Le Sud de la France connaît des étés de plus en plus caniculaires. Comme les humains, les animaux en pâtissent notamment ceux dotés d’une morphologie taillée pour un climat polaire.

Des ours polaires en hyperthermie

L’an passé, la vidéo avait ému les internautes : l’ours Raspoutine, pensionnaire du Marineland d’Antibes, y apparaît exténué, haletant et la bave aux lèvres. Dans l’enclos de 2.200 m2 qu’il occupe avec la femelle Flocke, pas un coin d’ombre ne s’offre à lui pour s’abriter du soleil. Les deux animaux souffrent terriblement des températures estivales.

Dans la région, la température a pu monter jusqu’à 40°C. « Or au-dessus de 10°C, les ours polaires souffrent d’hyperthermie », s’alarme  l’association C’est Assez qui prétend détenir d’autres images non moins révoltantes.

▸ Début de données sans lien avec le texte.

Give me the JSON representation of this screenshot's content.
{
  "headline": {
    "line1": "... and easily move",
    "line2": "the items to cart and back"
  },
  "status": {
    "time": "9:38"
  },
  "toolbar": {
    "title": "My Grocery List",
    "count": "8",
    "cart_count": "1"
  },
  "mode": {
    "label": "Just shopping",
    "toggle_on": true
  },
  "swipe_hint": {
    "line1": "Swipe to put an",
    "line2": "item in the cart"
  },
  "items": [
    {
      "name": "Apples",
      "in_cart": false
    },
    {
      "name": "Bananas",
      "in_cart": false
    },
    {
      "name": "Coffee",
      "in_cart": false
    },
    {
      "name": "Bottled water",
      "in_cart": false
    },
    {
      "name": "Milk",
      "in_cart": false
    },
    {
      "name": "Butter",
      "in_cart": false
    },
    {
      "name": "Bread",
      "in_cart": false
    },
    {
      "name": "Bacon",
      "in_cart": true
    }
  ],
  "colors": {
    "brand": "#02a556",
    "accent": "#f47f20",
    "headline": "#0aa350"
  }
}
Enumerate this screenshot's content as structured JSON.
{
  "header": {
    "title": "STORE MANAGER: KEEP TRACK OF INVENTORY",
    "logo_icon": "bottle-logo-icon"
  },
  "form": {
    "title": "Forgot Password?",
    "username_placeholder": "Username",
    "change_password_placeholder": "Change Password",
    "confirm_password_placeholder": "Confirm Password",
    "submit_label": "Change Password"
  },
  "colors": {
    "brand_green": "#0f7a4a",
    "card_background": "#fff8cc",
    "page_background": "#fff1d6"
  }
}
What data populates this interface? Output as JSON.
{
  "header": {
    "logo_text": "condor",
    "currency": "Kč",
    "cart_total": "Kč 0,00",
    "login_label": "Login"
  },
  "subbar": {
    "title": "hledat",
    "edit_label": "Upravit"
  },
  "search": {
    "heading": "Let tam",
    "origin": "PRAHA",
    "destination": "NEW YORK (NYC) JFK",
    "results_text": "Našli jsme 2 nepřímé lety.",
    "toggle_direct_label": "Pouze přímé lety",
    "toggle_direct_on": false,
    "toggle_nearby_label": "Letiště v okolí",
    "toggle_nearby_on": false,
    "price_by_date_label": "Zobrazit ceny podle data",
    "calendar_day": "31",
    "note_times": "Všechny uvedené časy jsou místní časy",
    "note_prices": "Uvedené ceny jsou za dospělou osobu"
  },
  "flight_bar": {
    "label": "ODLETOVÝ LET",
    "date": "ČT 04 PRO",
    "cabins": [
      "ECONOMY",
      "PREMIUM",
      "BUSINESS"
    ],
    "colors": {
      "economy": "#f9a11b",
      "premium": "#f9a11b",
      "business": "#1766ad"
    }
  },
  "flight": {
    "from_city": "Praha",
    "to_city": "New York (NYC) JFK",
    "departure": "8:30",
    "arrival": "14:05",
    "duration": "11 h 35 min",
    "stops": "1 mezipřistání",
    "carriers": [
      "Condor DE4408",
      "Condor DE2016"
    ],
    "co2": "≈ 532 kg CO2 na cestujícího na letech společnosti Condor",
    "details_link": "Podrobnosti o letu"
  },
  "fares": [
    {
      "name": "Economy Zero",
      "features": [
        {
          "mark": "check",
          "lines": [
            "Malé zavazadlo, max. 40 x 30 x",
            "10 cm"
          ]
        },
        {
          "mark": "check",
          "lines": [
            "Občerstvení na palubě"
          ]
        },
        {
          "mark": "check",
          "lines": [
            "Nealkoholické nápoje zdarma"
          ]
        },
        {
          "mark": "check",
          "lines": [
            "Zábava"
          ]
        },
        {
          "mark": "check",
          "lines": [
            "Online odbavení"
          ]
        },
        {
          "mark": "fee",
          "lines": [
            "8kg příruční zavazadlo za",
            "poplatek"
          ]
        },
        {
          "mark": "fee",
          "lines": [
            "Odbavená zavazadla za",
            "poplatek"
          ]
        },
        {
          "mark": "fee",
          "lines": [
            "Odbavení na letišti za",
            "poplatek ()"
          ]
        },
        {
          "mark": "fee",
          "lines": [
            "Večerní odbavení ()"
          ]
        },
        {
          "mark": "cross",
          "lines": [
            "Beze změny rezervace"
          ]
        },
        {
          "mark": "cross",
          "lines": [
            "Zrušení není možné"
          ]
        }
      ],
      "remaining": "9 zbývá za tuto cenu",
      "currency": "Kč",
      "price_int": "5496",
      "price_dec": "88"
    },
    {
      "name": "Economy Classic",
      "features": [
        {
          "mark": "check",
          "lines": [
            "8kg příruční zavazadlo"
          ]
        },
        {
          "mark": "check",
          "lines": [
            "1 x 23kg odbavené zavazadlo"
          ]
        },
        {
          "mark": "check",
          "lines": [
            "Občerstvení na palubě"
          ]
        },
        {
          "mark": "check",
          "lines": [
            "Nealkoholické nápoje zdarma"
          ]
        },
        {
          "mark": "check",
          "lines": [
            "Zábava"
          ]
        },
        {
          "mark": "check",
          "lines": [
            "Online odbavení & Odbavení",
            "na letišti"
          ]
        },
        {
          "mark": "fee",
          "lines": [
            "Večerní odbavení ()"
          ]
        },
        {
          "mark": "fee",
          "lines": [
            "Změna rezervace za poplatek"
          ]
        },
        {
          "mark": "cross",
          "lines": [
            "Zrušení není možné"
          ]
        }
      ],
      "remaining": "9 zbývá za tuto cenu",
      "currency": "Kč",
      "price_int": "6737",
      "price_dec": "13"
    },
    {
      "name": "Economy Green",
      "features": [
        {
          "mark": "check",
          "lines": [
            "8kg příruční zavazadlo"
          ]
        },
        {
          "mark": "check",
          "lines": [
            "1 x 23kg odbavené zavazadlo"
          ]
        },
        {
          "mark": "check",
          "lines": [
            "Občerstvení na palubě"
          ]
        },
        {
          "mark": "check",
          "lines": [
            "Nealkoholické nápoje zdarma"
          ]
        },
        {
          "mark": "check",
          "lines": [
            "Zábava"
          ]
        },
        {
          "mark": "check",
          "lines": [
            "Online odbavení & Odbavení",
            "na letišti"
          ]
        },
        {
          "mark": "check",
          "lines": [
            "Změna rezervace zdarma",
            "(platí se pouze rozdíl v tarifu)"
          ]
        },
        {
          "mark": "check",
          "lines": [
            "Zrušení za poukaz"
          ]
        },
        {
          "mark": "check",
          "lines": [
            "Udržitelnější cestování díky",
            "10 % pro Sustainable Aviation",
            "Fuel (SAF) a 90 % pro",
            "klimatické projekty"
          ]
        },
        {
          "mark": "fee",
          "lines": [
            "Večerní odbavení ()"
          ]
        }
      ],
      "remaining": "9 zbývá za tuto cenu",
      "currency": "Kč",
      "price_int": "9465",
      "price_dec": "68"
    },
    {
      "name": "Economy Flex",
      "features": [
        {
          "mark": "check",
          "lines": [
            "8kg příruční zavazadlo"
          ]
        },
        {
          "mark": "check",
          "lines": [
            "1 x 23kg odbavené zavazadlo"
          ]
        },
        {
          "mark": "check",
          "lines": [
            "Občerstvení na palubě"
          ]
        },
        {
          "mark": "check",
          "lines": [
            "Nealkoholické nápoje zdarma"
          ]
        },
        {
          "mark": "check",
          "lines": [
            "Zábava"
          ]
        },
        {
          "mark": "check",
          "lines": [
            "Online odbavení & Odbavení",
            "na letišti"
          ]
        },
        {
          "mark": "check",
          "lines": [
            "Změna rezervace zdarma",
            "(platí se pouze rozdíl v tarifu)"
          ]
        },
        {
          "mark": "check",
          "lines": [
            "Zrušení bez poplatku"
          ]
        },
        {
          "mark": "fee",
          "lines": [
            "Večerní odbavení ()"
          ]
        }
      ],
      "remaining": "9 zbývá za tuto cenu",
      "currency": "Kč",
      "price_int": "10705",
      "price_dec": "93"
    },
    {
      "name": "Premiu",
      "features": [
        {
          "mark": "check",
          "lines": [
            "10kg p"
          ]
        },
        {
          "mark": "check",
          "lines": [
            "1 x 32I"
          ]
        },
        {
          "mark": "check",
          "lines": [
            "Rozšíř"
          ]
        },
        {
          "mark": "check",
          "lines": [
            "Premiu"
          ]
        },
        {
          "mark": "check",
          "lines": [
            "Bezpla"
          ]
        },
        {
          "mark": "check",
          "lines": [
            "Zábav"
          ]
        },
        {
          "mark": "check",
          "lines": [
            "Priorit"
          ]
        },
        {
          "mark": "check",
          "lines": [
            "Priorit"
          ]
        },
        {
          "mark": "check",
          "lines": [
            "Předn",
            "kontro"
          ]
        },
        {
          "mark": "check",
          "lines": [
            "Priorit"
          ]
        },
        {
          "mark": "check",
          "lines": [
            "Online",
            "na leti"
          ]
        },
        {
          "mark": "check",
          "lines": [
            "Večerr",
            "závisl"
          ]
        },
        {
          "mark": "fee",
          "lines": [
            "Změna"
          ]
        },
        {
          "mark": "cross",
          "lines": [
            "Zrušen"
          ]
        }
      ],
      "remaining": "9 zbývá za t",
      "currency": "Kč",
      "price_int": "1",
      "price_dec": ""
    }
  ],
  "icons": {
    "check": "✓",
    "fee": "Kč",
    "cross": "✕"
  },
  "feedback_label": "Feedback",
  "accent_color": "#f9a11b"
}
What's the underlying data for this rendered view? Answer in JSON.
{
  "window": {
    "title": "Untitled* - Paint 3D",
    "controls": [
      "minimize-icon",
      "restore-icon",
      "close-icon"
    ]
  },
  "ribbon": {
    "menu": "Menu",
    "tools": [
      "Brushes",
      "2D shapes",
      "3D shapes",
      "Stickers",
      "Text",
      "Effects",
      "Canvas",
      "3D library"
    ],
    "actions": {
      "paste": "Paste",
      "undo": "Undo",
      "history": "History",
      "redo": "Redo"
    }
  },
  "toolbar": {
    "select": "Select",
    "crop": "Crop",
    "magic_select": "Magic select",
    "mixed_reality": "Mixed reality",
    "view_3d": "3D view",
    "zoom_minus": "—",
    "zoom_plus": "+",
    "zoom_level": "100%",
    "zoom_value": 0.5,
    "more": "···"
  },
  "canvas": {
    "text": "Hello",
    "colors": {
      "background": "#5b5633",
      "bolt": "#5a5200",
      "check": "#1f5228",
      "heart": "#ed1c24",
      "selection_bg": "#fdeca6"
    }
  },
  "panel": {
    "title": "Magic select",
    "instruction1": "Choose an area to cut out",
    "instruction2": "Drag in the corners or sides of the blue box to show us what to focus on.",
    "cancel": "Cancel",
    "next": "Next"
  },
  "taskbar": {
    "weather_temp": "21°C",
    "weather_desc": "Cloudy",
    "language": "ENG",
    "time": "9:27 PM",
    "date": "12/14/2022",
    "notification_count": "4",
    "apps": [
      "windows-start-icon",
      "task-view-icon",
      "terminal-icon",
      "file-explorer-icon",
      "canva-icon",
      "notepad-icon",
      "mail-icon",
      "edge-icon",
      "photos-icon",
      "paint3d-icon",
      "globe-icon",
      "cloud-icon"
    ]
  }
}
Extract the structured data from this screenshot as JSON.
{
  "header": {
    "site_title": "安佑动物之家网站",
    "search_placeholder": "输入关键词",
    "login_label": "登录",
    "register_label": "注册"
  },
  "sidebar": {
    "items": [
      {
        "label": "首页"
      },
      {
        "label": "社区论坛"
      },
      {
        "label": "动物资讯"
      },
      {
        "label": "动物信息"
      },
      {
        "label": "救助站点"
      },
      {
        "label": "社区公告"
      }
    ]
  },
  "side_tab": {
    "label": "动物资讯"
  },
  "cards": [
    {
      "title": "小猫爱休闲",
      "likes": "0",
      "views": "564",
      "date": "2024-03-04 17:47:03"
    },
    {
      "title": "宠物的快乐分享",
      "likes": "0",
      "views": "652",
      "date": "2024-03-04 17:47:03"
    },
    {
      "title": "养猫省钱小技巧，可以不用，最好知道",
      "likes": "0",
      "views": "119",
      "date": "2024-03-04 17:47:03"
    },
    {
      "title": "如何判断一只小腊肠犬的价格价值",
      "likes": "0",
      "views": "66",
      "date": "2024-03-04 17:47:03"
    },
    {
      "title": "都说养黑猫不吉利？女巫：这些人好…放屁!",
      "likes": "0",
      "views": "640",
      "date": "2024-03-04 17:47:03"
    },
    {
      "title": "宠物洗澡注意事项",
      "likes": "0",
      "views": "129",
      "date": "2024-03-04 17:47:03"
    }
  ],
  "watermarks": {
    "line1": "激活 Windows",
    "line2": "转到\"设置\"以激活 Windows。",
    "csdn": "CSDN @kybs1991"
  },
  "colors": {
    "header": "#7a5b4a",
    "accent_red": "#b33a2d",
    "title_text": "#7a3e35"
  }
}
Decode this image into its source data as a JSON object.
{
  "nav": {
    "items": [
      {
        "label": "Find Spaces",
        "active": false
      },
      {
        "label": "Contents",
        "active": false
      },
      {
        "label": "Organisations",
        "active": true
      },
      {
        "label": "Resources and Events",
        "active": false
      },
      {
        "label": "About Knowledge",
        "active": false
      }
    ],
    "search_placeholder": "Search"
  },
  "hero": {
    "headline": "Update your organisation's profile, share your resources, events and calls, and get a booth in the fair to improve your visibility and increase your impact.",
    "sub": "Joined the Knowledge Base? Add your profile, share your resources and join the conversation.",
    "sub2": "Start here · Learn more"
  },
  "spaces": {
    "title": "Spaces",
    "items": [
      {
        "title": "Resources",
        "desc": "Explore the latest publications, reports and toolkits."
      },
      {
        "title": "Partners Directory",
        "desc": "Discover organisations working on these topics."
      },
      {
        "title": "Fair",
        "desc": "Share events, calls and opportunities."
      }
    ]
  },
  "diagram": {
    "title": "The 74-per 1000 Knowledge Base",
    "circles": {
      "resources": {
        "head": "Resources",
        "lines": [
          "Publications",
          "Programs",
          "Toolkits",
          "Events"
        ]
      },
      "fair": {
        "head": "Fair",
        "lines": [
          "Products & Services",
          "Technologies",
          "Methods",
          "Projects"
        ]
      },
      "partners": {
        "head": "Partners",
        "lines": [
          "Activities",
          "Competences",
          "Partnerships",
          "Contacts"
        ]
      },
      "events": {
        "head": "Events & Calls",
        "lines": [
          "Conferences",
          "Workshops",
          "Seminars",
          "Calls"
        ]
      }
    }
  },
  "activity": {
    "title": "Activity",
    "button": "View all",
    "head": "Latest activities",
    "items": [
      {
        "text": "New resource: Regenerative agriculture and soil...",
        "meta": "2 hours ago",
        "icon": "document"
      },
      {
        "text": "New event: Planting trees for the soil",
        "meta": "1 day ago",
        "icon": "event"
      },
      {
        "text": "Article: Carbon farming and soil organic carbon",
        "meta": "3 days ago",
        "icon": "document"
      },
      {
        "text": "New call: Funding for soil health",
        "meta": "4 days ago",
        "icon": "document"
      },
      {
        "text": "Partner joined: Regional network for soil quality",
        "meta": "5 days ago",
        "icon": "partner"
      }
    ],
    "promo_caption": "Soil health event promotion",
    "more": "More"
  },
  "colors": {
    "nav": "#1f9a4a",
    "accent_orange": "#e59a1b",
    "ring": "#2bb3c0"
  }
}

Pour le parc Marineland, déjà épinglé pour les conditions de vie de ses orques, ce comportement est un signe de rut. Une interprétation démentie par des scientifiques que C’est Assez dit avoir contacté. «Un ours polaire n’a rien à faire dans une baignoire, n’importe où dans le monde, et encore moins dans le Sud de la France ».

Autant de bonnes raisons pour réclamer d’urgence leur transfert. C’est l’objet de la pétition lancée par l’association. « Il est impératif de trouver une solution de remplacement, dans un lieu plus adapté à leur physiologie, à l’image par exemple du parc Orsa Rovdjurspark en Suède où l’ourse Hope, fille de Raspoutine, a été transférée », précise le texte de la pétition.

Des animaux privés de leur instinct de prédateur

La pétition réclame également l’interdiction pure et simple de la détention d’ours polaire dans un parc animalier. Une aberration tant pour les scientifiques que pour les défenseurs de la cause animale.

Femelle ours polaire et son petit © outdoorsman

« Ce sont des prédateurs, ils manquent d’espace. L’ours polaire est fait pour marcher sur la banquise, chasser, plonger dans l’eau gelée. C’est sa vie. Si une réintroduction en milieu naturel est trop compliquée, on peut transférer les ours dans des endroits froids, comme le nord de l’Europe », s’indigne Pierre Robert de Latour, fondateur de l’association Orques sans frontière dans les colonnes de Libération(1).

Rappelons que ces animaux parcourent en moyenne 3.000 kilomètres par an à l’état sauvage ! La taille d’un enclos correspond à seulement un millionième de l’étendue de leur environnement naturel. La captivité les prive également d’exprimer leur instinct de prédateur.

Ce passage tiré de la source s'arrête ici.